Dans le jargon, on parle de « décharge d'arme à feu ». Sur le plan de la statistique criminelle, c'est un événement de second rang : pas de mort, pas d'hospitalisation, donc peu de couverture médiatique et une pression publique faible. Sur le plan de l'enquête, c'est pourtant un casse-tête. Il faut retrouver des douilles dans une rue, établir si une résidence ou un véhicule a été visé, déterminer s'il s'agit d'un avertissement, d'une erreur de cible ou d'un différend entre individus.

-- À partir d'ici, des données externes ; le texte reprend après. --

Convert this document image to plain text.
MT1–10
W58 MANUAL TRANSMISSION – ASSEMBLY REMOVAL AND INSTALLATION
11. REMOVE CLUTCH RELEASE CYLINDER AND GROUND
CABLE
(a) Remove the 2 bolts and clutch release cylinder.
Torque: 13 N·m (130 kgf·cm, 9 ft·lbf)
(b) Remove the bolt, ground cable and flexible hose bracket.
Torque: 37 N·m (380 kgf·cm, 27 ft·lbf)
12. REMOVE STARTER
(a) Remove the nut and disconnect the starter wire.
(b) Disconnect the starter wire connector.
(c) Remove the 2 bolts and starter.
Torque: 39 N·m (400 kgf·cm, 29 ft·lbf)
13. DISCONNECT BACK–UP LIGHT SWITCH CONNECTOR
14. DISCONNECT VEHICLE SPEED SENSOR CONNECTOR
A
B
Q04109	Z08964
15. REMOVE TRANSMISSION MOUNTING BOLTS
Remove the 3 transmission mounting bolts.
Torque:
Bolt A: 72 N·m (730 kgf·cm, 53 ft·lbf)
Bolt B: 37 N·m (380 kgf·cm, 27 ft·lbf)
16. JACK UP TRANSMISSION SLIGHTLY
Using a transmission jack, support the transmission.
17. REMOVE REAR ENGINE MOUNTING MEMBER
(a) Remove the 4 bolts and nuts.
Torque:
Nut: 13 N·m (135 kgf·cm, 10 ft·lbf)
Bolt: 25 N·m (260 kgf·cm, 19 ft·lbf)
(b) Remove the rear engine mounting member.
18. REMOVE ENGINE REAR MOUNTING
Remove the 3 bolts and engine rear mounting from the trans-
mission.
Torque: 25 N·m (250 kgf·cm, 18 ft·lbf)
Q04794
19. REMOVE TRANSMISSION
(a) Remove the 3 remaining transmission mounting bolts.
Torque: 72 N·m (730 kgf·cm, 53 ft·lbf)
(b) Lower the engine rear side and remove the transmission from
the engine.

Ce sont ces événements qui, depuis 2021, ont alimenté l'inquiétude dans l'ouest de l'île comme ailleurs dans la région métropolitaine. Le SPVM a mis sur pied l'escouade Centaure avec la Sûreté du Québec pour cibler le trafic d'armes et les groupes impliqués dans ces décharges, et le nombre d'événements liés aux armes à feu a fluctué à la baisse depuis les sommets du début de la décennie. Mais un secteur pavillonnaire comme Dollard-des-Ormeaux illustre une évidence : la violence armée dans le Grand Montréal n'est plus confinée à quelques quartiers réputés « chauds ». Elle circule avec les individus, pas avec les codes postaux.
La prévention, dans ces cas-là, ne relève ni de l'arrestation rapide ni de la balistique : elle relève du travail de rue, de la médiation de conflits entre jeunes, du contrôle des armes de poing importées illégalement — des chantiers longs, peu télégéniques, dont les résultats ne se mesurent pas en un cycle électoral.
Une nuit qui contraste avec la campagne
Ce qui frappe, c'est le décalage entre ces trois scènes et le contenu de la campagne électorale québécoise en cours. Selon Le Journal de Montréal, la dixième journée de campagne a tourné autour du salaire des élus, de l'intelligence artificielle et de Donald Trump. Paul St-Pierre Plamondon a promis un gel de la rémunération des élus et des dirigeants de sociétés d'État, et la fin du « tablettage » de hauts fonctionnaires. Christine Fréchette a proposé une prime de 10 000 $ aux nouvelles éducatrices en service de garde et reproché à ses adversaires de traiter les tarifs américains comme un « fait divers », s'attirant une réplique d'Éric Duhaime.
On parle de béton, de salaires, de tarifs douaniers. On parle beaucoup moins des maillons concrets qui décident du sort des trois dossiers ouverts cette nuit-là : le nombre d'enquêteurs aux crimes majeurs, les délais d'analyse au laboratoire judiciaire, les postes vacants en travail social scolaire, les listes d'attente en santé mentale, la capacité des organismes de première ligne à intervenir avant qu'un conflit familial devienne une agression à l'arme blanche.
Ces trois affaires ne se ressemblent pas et n'appellent pas les mêmes réponses. Celle de Saint-Léonard interroge notre capacité à détecter la détresse dans les familles. Celle de Valleyfield teste la machine d'enquête et sa lente reconstitution des faits. Celle de Dollard-des-Ormeaux mesure la banalisation d'un phénomène — tirer dans une rue résidentielle — qu'on ne compte plus vraiment tant qu'il n'y a pas de corps.
Les trois enquêtes suivent leur cours. L'homme arrêté à Saint-Léonard devait faire face au processus judiciaire; les autorités doivent encore confirmer les chefs retenus. À Valleyfield, la SQ recherchait le ou les responsables. À Dollard-des-Ormeaux, aucune arrestation n'avait été annoncée. Trois dossiers, trois horizons : quelques jours, quelques années, ou jamais.